Неподвижный Ханс, скрестив на груди руки и вытянув ноги, наблюдал за компанией со своего места у печки. Он мог часами сидеть, словно оцепенев, так что начинало казаться, — это вовсе не живой человек. Солдатская пилотка придавала ему весьма своеобразный вид. А тонкие мочки оттопыренных ушей! Типичный немецкий солдат, каких тысячи месили грязь на украинских дорогах. Интересно, убивал ли этот? — размышлял Брих. О чем он думает? Над головой Ханса на деревянной жердочке сушился его промокший мешок — капли падали на горячую печку, с шипеньем превращаясь в пар. Тсссс! Тсссс! Отупляюще, монотонно… Дождь прекратился, за окном быстро смеркалось. Горы стояли пустынные и темные, серые туманы призрачно стлались по вершинам, стекали по склонам, окружавшим хижину.
Тишина… Ханс поднялся, стал собираться в деревню. Его возня нарушила гнетущую тишину, все испуганно вскинули головы. Как только за ним захлопнулась дверь и задвинулась щеколда, все набросились на Ража с взволнованными расспросами:
— Ну, как? Что будет дальше?
Калоус взял с койки одеяло и, зябко поеживаясь, накинул на плечи. Теперь он был похож на индейскую скво. Понуро побрел к своей табуретке у печи.
— Он нас запер! Что это, господи? У меня такое чувство, будто мы — скот, которого согнали на убой. Можете думать, друзья, что я трус, но все страшно действует на нервы. Когда мы наконец перейдем границу?

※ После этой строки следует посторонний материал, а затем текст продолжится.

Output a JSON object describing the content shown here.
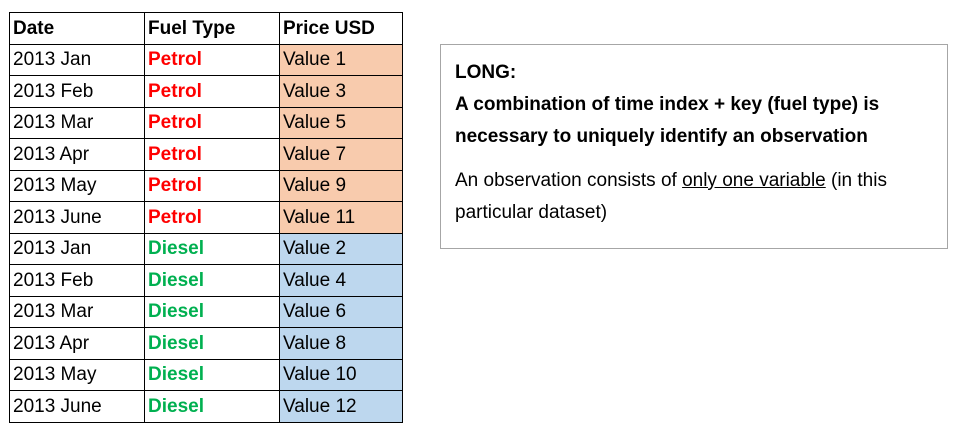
{
  "table": {
    "headers": [
      "Date",
      "Fuel Type",
      "Price USD"
    ],
    "rows": [
      {
        "date": "2013 Jan",
        "fuel": "Petrol",
        "price": "Value 1"
      },
      {
        "date": "2013 Feb",
        "fuel": "Petrol",
        "price": "Value 3"
      },
      {
        "date": "2013 Mar",
        "fuel": "Petrol",
        "price": "Value 5"
      },
      {
        "date": "2013 Apr",
        "fuel": "Petrol",
        "price": "Value 7"
      },
      {
        "date": "2013 May",
        "fuel": "Petrol",
        "price": "Value 9"
      },
      {
        "date": "2013 June",
        "fuel": "Petrol",
        "price": "Value 11"
      },
      {
        "date": "2013 Jan",
        "fuel": "Diesel",
        "price": "Value 2"
      },
      {
        "date": "2013 Feb",
        "fuel": "Diesel",
        "price": "Value 4"
      },
      {
        "date": "2013 Mar",
        "fuel": "Diesel",
        "price": "Value 6"
      },
      {
        "date": "2013 Apr",
        "fuel": "Diesel",
        "price": "Value 8"
      },
      {
        "date": "2013 May",
        "fuel": "Diesel",
        "price": "Value 10"
      },
      {
        "date": "2013 June",
        "fuel": "Diesel",
        "price": "Value 12"
      }
    ]
  },
  "colors": {
    "petrol_text": "#ff0000",
    "diesel_text": "#00b050",
    "petrol_fill": "#f8cbad",
    "diesel_fill": "#bdd7ee"
  },
  "note": {
    "heading": "LONG:",
    "emphasis": "A combination of time index + key (fuel type) is necessary to uniquely identify an observation",
    "text_before": "An observation consists of ",
    "text_underlined": "only one variable",
    "text_after": " (in this particular dataset)"
  }
}
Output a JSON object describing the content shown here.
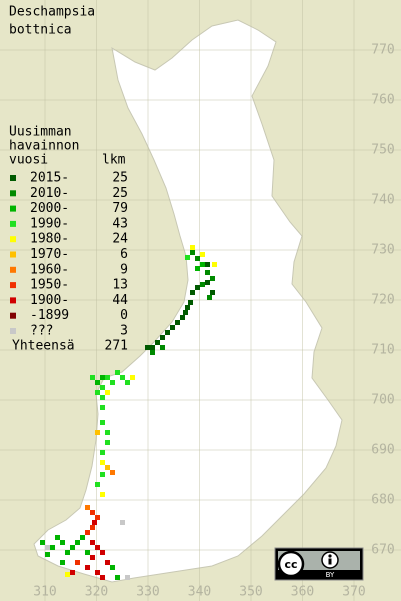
{
  "title": [
    "Deschampsia",
    "bottnica"
  ],
  "legend": {
    "header": [
      "Uusimman",
      "havainnon",
      "vuosi"
    ],
    "count_header": "lkm",
    "entries": [
      {
        "label": "2015-",
        "count": 25,
        "color": "#005a00"
      },
      {
        "label": "2010-",
        "count": 25,
        "color": "#008a00"
      },
      {
        "label": "2000-",
        "count": 79,
        "color": "#00b400"
      },
      {
        "label": "1990-",
        "count": 43,
        "color": "#20e020"
      },
      {
        "label": "1980-",
        "count": 24,
        "color": "#ffff00"
      },
      {
        "label": "1970-",
        "count": 6,
        "color": "#ffc000"
      },
      {
        "label": "1960-",
        "count": 9,
        "color": "#ff7800"
      },
      {
        "label": "1950-",
        "count": 13,
        "color": "#f03000"
      },
      {
        "label": "1900-",
        "count": 44,
        "color": "#d00000"
      },
      {
        "label": "-1899",
        "count": 0,
        "color": "#800000"
      },
      {
        "label": "???",
        "count": 3,
        "color": "#c8c8c8"
      }
    ],
    "total": {
      "label": "Yhteensä",
      "count": 271
    }
  },
  "x_ticks": [
    310,
    320,
    330,
    340,
    350,
    360,
    370
  ],
  "y_ticks": [
    670,
    680,
    690,
    700,
    710,
    720,
    730,
    740,
    750,
    760,
    770
  ],
  "license": {
    "cc": "cc",
    "by": "BY"
  }
}
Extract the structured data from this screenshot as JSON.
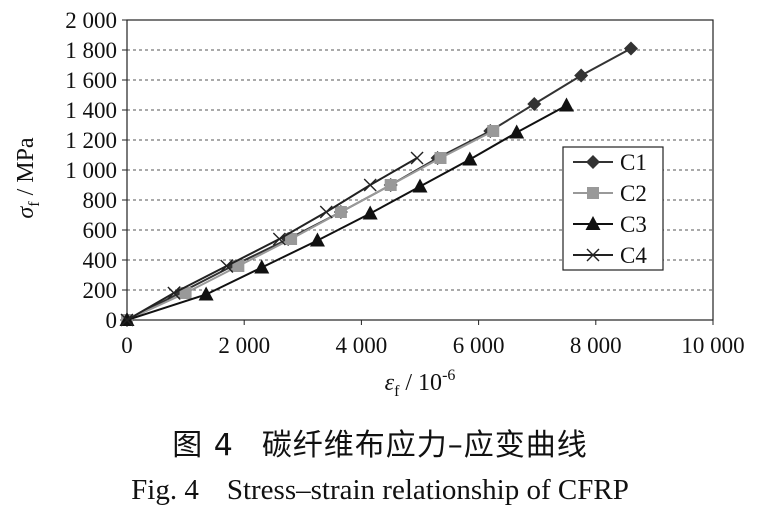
{
  "chart_data": {
    "type": "line",
    "xlabel": "ε_f / 10^-6",
    "ylabel": "σ_f / MPa",
    "xlim": [
      0,
      10000
    ],
    "ylim": [
      0,
      2000
    ],
    "x_ticks": [
      0,
      2000,
      4000,
      6000,
      8000,
      10000
    ],
    "y_ticks": [
      0,
      200,
      400,
      600,
      800,
      1000,
      1200,
      1400,
      1600,
      1800,
      2000
    ],
    "x_tick_labels": [
      "0",
      "2 000",
      "4 000",
      "6 000",
      "8 000",
      "10 000"
    ],
    "y_tick_labels": [
      "0",
      "200",
      "400",
      "600",
      "800",
      "1 000",
      "1 200",
      "1 400",
      "1 600",
      "1 800",
      "2 000"
    ],
    "grid": "horizontal dashed",
    "legend_position": "right",
    "series": [
      {
        "name": "C1",
        "marker": "diamond",
        "color": "#333333",
        "x": [
          0,
          900,
          1800,
          2750,
          3650,
          4500,
          5300,
          6200,
          6950,
          7750,
          8600
        ],
        "y": [
          0,
          180,
          360,
          540,
          720,
          900,
          1080,
          1260,
          1440,
          1630,
          1810
        ]
      },
      {
        "name": "C2",
        "marker": "square",
        "color": "#999999",
        "x": [
          0,
          1000,
          1900,
          2800,
          3650,
          4500,
          5350,
          6250
        ],
        "y": [
          0,
          180,
          360,
          540,
          720,
          900,
          1080,
          1260
        ]
      },
      {
        "name": "C3",
        "marker": "triangle",
        "color": "#111111",
        "x": [
          0,
          1350,
          2300,
          3250,
          4150,
          5000,
          5850,
          6650,
          7500
        ],
        "y": [
          0,
          170,
          350,
          530,
          710,
          890,
          1070,
          1250,
          1430
        ]
      },
      {
        "name": "C4",
        "marker": "x",
        "color": "#222222",
        "x": [
          0,
          800,
          1700,
          2600,
          3400,
          4150,
          4950
        ],
        "y": [
          0,
          180,
          360,
          540,
          720,
          900,
          1080
        ]
      }
    ]
  },
  "caption": {
    "cn_fig": "图 4",
    "cn_title": "碳纤维布应力–应变曲线",
    "en_fig": "Fig. 4",
    "en_title": "Stress–strain relationship of CFRP"
  }
}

— Не валяйте дурака! — вполголоса перебил Калоуса Раж. — Не сходите с ума, друзья! Дверь заперли снаружи — правильно. С этим придется примириться. А что, если случайно — повторяю, совершенно случайно — кто-нибудь пройдет мимо? Надо сохранять абсолютную тишину, будто в хижине никого нет, поняли? Этот тип не первых нас переводит через границу. За нами явится с той стороны какой-то Герман и проведет нас до американского гарнизона. Не бойтесь! Это — стреляный воробей, он переводил через границу десятки людей. Завтра утром, самое позднее, он будет здесь. А до тех пор — возьмитесь за ум, успокойте свои нервы. Мне здесь тоже не по себе, каждую минуту нас могут… Но вы должны были рассчитывать и на это — здесь вам не курорт! Будьте уверены: мы не дадимся им в руки, словно слепые щенки. Известно ли вам, ради чего мы все это делаем? Понимаете ли вы, что мы в нескольких шагах от границы этого полицейского государства, за которой — свобода! Сво-бо-да! Без коммунистов! Там ни у кого не отбирают заводы и магазины, там можно спокойно дышать! Стоит овчинка выделки, как по-вашему?
Все постепенно успокоились. Ондра встал, закрыл ставни, приподнял закопченное стекло керосиновой лампы, зажег фитиль. Мутный свет пополз по хижине, не достигая углов. Ирена спала на койке, подложив ладони под бледную щеку. Брих поднял ноги на скамью, обхватил колени руками. Колеблющееся пламя лампы отбрасывало на замшелые бревна расплывчатые тени бесцельно слоняющихся людей. Маленький Карличек крепко уснул на койке и что-то бормотал во сне. С противоположного склона налетел порыв горного ветра, зарыдал в ветвях, Затряс дверью. Все испуганно оглянулись.